Alexa Meets WorldCat

The provocative statement “voice is the new UI” came into vogue in 2016. I was skeptical at first, in the way many of us have become when topics trend like this. I thought to myself, “Isn’t a UI something on a screen?” However, as 2017 now comes to a close, it is abundantly clear that voice UIs aren’t just a fad. We IT professionals (developers, user experience designers, product managers—and of course librarians!) need to start thinking about voice UIs in the same way we think about visual ones. And of course, you can’t dive into this topic without quickly meeting Alexa.

Alexa is, it almost goes without saying, the voice assistant (á la Apple’s Siri) built into Amazon’s Echo devices. Alexa, unlike Siri, was built on an open platform, so developers have had access to create custom “skills” since day one. (Responding to Alexa’s runaway success, Apple released the Siri SDK in June 2016—too late, perhaps, to catch up to Amazon. Microsoft’s Cortana and Google’s nameless smart assistant are surely in the mix too.) Amazon will even reward you for creating Alexa skills: publish one in November, and you’ll get a free hoodie. If 100 people use it, you can get a free Echo Dot. Amazon definitely knows how to get developers using its platform!

Given that I work with OCLC APIs for a good chunk of my day, it wasn’t long before I decided I needed to get Alexa to talk to WorldCat. My first Alexa skill was a PHP script that lived on a colleague’s Raspberry Pi. The code wasn’t exactly pretty, but it worked. I signed up to receive Alexa developer emails, and when I saw that Amazon was offering a day-long Alexa skills workshop here in Columbus, Ohio, I jumped on the opportunity to attend.

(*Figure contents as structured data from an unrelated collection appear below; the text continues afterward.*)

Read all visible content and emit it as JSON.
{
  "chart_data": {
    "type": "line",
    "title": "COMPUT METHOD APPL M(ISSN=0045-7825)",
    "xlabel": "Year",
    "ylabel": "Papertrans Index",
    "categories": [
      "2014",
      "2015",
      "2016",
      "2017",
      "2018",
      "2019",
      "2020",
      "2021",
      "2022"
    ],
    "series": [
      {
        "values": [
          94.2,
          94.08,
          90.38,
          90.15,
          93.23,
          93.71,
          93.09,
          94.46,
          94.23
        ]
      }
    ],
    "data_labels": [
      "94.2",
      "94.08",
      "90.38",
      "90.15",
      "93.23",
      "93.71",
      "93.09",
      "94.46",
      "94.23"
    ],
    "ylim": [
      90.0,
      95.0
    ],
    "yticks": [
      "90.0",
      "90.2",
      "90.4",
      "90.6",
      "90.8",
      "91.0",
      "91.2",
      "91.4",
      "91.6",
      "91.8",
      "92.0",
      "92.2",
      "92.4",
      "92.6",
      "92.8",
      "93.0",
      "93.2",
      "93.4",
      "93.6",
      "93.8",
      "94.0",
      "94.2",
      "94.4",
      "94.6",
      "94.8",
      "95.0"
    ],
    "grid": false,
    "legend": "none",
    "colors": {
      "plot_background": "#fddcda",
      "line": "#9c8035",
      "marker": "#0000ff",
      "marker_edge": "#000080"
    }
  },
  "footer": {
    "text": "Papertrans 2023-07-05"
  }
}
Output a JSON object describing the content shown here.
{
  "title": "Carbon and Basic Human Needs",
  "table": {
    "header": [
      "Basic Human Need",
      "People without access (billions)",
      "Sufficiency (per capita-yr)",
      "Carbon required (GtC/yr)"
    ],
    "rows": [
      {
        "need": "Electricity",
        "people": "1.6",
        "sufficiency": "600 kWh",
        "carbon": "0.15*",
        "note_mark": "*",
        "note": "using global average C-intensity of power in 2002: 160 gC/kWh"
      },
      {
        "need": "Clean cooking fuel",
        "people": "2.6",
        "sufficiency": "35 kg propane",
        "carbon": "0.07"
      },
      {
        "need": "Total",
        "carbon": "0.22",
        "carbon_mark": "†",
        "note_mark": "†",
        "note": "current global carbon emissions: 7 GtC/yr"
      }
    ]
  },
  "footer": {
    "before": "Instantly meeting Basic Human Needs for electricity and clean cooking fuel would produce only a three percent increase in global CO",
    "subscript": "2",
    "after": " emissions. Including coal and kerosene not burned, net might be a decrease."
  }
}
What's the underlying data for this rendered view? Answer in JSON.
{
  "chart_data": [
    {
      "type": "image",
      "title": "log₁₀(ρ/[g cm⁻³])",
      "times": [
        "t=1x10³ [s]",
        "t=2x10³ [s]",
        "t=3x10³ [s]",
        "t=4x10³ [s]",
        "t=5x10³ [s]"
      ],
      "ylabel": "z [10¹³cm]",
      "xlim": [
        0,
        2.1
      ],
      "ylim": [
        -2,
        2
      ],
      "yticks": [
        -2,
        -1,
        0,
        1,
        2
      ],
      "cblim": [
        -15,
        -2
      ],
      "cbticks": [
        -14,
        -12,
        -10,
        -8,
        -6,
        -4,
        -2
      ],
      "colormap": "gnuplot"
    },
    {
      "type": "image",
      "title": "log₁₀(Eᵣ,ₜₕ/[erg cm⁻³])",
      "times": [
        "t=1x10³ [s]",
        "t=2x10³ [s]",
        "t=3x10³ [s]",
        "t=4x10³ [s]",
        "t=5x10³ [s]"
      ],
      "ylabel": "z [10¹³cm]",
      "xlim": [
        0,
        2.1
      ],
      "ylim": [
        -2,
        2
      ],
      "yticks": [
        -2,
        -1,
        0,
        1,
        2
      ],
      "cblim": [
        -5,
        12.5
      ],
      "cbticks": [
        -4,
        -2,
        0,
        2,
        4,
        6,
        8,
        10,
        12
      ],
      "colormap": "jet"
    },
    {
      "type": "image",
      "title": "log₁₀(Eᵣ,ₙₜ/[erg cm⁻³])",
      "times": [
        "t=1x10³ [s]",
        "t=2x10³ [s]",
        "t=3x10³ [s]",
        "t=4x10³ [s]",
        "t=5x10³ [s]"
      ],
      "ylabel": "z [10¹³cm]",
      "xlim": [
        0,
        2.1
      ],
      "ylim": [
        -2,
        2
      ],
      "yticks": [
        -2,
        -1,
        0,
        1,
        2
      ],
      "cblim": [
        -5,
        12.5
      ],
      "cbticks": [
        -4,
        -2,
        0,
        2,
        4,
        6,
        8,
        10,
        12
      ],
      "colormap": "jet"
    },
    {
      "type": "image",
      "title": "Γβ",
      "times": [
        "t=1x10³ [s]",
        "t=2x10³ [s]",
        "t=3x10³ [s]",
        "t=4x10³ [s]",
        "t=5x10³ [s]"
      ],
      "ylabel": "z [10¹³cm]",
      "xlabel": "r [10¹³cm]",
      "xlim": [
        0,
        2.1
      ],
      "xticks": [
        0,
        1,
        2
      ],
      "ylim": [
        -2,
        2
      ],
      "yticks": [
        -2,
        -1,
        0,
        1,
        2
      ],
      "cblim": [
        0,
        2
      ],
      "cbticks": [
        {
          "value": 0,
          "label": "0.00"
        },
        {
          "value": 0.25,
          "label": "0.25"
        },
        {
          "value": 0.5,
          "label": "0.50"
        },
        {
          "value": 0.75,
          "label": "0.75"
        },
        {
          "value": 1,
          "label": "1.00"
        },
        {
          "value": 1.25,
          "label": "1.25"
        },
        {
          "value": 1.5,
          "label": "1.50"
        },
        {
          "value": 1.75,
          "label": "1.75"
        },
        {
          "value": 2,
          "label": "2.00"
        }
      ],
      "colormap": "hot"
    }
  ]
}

It was at this workshop a couple months ago that I realized the true power of the Alexa platform, particularly the Alexa SDK and its integration with Lambda, Amazon Web Services’ “serverless computing environment.” Using these tools made it about ten times easier to create a proof-of-concept Alexa skill that searches WorldCat, which I’ve published on the OCLC Developer Network GitHub. This skill, written in Python, grabs bibliographic metadata and library location information from the WorldCat Search API and uses it to answer voice commands like “Alexa, ask WorldCat where I can find ‘On the Road’.”

Here’s a demo of my Alexa skill in action:

I also set up the skill to compliment voice responses with visual cards, which display in the Alexa app (read the following interaction from bottom to top).

file

If you want to try it out yourself, please see the README for setup instructions.

I do want to be clear: this is a proof of concept. Is my code buggy? Surely. Could the user experience be improved? No doubt. Does this actually solve a problem for library patrons? Maybe, but I can’t say for sure. I can say, however, that it has been fun and thought provoking to bring Alexa and WorldCat together, and I am excited to continue learning more.